The past few years have placed a great deal of pressure on stadiums, arenas, and other large venues to ensure protection for not only the public, but also the athletes and performers. Following the pandemic, the focus on cleaning and health became an even bigger focal point with the need to ensure that events continued to operate and deliver.
The global cleaning industry stands at a defining moment. With every stadium concert, championship game, and sold-out venue an opportunity arises—not just to clean, but to safeguard public health, enhance performance, and influence billions in spending. And the professionals who step up now will be the ones shaping what comes next.
As a former epidemic intelligence service (EIS) officer with the U.S. Centers for Disease Control and Prevention (CDC), I know the stakes. Our purpose as cleaning professionals is to protect human health. When we do our jobs right, nobody notices. And that’s how it should be.
But in 2025, doing it right means going far beyond appearances. We can no longer sell labor. We can no longer emphasize illusion. We must be data-driven. We have the standards and the science. Now we need to close the gap between what we do and what our customers think we do.
This is especially urgent when it comes to large venues. There are more than 500 stadiums in the U.S. that seat at least 10,000 people. That’s not just a cleaning job—that’s a massive public health responsibility and a multi-million-dollar business opportunity.
Air, water, and surfaces matter
I don’t just care about the spectators. Because of my work with professional sports teams, I care about the players. What’s the air quality in the locker room? What’s the water quality in the hot tubs? How clean are the surfaces in the team buses and in the corporate suites?
Why this focus? Because performance is on the line. Air quality affects precision and reaction time. Poor indoor air can increase errors among professional athletes. That’s measurable, and that’s powerful.
Everything from locker room air to bus cleanliness matters for professional sports teams. How many buses does it take to move a team? What’s the air quality like inside those buses? No one was measuring it, so I did. Every time I revealed the data, it was a wake-up call,
NFL quarterbacks and MLB pitchers make more mistakes when indoor air quality is poor. That’s a business case, not just a health one. When poor air means lower performance, that’s millions of dollars in lost value.
Clean air helps athletes win. Clean floors reduce injuries. Measurable outcomes equal repeat contracts.
The entertainment industry can be a surprising catalyst for change. For instance, Taylor Swift now includes cleaning protocols in her performance contracts. She demands sustainability and safety in the spaces she uses.
Innovation in cleaning
Most people have no idea what the cleaning industry does. They don’t know how clean or safe the indoor air is. They don’t understand what biofilms are. They don’t know that vacuuming the wrong way can release more particles than it removes.
This kind of narrow focus is what the cleaning industry must move away from. We must look at air, water, and surfaces together. That’s how we prevent—not just react.
We need to make the invisible visible. We need to start using ultraviolet (UV) light, adenosine triphosphate (ATP) meters, and particle counters to reveal the pathogens on surfaces. We need to start measuring volatile organic compounds (VOCs)—not just for science, but for storytelling. Show the client what they can’t see.

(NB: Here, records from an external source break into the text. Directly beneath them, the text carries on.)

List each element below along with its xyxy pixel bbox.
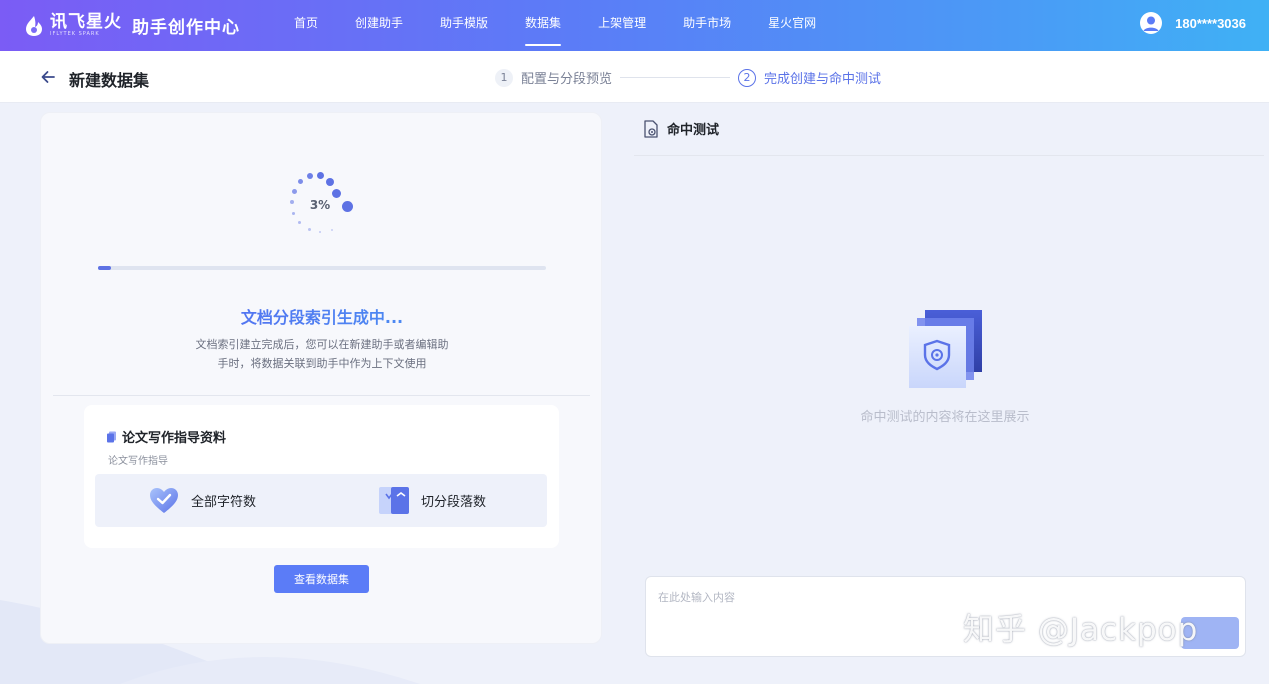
hit-test-header: 命中测试 — [643, 119, 719, 138]
spark-logo-icon — [26, 15, 42, 36]
generation-status-title: 文档分段索引生成中... — [41, 304, 601, 328]
step-2-number: 2 — [738, 68, 757, 87]
view-dataset-button[interactable]: 查看数据集 — [274, 565, 369, 593]
user-phone[interactable]: 180****3036 — [1175, 16, 1246, 31]
user-menu[interactable]: 180****3036 — [1140, 12, 1246, 34]
generation-description: 文档索引建立完成后，您可以在新建助手或者编辑助 手时，将数据关联到助手中作为上下… — [181, 335, 463, 373]
brand-subtitle: IFLYTEK SPARK — [50, 31, 100, 37]
nav-item-home[interactable]: 首页 — [294, 0, 318, 51]
hit-test-title: 命中测试 — [667, 123, 720, 138]
page-header: 新建数据集 1 配置与分段预览 2 完成创建与命中测试 — [0, 51, 1269, 103]
nav-item-assistant-market[interactable]: 助手市场 — [683, 0, 731, 51]
loading-spinner: 3% — [288, 170, 358, 240]
progress-bar — [98, 266, 546, 270]
nav-item-listing-management[interactable]: 上架管理 — [598, 0, 646, 51]
nav-item-official-site[interactable]: 星火官网 — [768, 0, 816, 51]
stat-total-characters: 全部字符数 — [147, 484, 256, 516]
progress-bar-fill — [98, 266, 112, 270]
nav-item-create-assistant[interactable]: 创建助手 — [355, 0, 403, 51]
stat-total-characters-label: 全部字符数 — [191, 494, 257, 510]
split-cards-icon — [379, 487, 409, 514]
generation-description-line-2: 手时，将数据关联到助手中作为上下文使用 — [217, 357, 427, 370]
dataset-description: 论文写作指导 — [108, 456, 168, 467]
hit-test-divider — [634, 155, 1264, 156]
step-1-label: 配置与分段预览 — [521, 72, 613, 87]
divider — [53, 395, 590, 396]
nav-menu: 首页 创建助手 助手模版 数据集 上架管理 助手市场 星火官网 — [294, 0, 853, 51]
brand-title: 助手创作中心 — [132, 18, 240, 38]
document-icon — [107, 431, 116, 442]
top-navigation-bar: 讯飞星火 IFLYTEK SPARK 助手创作中心 首页 创建助手 助手模版 数… — [0, 0, 1269, 51]
dataset-progress-card: 3% 文档分段索引生成中... 文档索引建立完成后，您可以在新建助手或者编辑助 … — [40, 112, 602, 644]
watermark: 知乎 @Jackpop — [963, 612, 1199, 648]
dataset-title-row: 论文写作指导资料 — [106, 427, 226, 446]
brand-text: 讯飞星火 IFLYTEK SPARK — [50, 14, 122, 37]
page-title: 新建数据集 — [69, 71, 150, 90]
dataset-title: 论文写作指导资料 — [122, 431, 227, 446]
nav-item-assistant-templates[interactable]: 助手模版 — [440, 0, 488, 51]
dataset-stats: 全部字符数 切分段落数 — [95, 474, 547, 527]
arrow-left-icon[interactable] — [38, 67, 58, 87]
dataset-info-card: 论文写作指导资料 论文写作指导 全部字符数 切分段落数 — [84, 405, 559, 548]
generation-description-line-1: 文档索引建立完成后，您可以在新建助手或者编辑助 — [195, 338, 449, 351]
hit-test-empty-text: 命中测试的内容将在这里展示 — [860, 410, 1030, 425]
stat-paragraph-count: 切分段落数 — [377, 484, 486, 516]
target-shield-illustration-icon — [909, 310, 982, 388]
step-2-label: 完成创建与命中测试 — [764, 72, 882, 87]
stat-paragraph-count-label: 切分段落数 — [421, 494, 487, 510]
step-connector — [620, 77, 731, 78]
stepper: 1 配置与分段预览 2 完成创建与命中测试 — [495, 68, 881, 87]
brand-name: 讯飞星火 — [50, 12, 122, 32]
heart-badge-icon — [150, 488, 178, 513]
user-avatar-icon[interactable] — [1140, 12, 1163, 34]
step-1-number: 1 — [495, 68, 513, 87]
hit-test-document-icon — [644, 119, 658, 138]
nav-item-datasets[interactable]: 数据集 — [525, 0, 562, 51]
progress-percent: 3% — [309, 198, 331, 212]
brand[interactable]: 讯飞星火 IFLYTEK SPARK 助手创作中心 — [24, 13, 264, 38]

Biofilms, in particular, represent an area of massive opportunity and risk. They’re beautiful under a microscope. But they’re deadly in buildings. Biofilms—communities of microorganisms—are 100 times harder to remove than single organisms and are often resistant to disinfectants. Yet they’re rarely mentioned in cleaning training or invoices. That must change.
We must stop thinking of ourselves as just contractors. We’re managers of the built environment. We manage health and safety. And we have the skills, knowledge, and tools to do it.
The move from reactive cleaning to proactive health management begins with three steps:
- Measure everything: If you’re not measuring air, water, and surfaces, you’re just guessing.
- Train differently: Use real-world tools—UV light, particle counters, biofilm swabs—and make these tools part of everyday operations.
- Tell your story: Document what you do. Show evidence. Clients don’t know unless you show them.
Creating a global community of practice
We need to simplify cleaning jobs and support our frontline workers. To support this shift, ISSA is investing in community building. We’ve received US$1.2 million from the U.S. Environmental Protection Agency (EPA) to build a global community of practice, the Making Safer Choices Forum. This forum is working with 29 university professors to create videos, tools, and dashboards to help the cleaning professionals choose safer and more sustainable cleaning products.
Airports, universities, and stadiums have multi-million-dollar cleaning budgets. But often those budgets are being spent without informed decisions. That’s where the Making Safer Choices Forum comes in. Its resources are for everyone. Whether you’re cleaning airports, universities, or sports arenas, we want your story. We want to elevate the cleaning profession.
The time to evolve is now. Making safer choices in cleaning is vital. I urge industry professionals to stop waiting for the perfect time to evolve. The right time is now.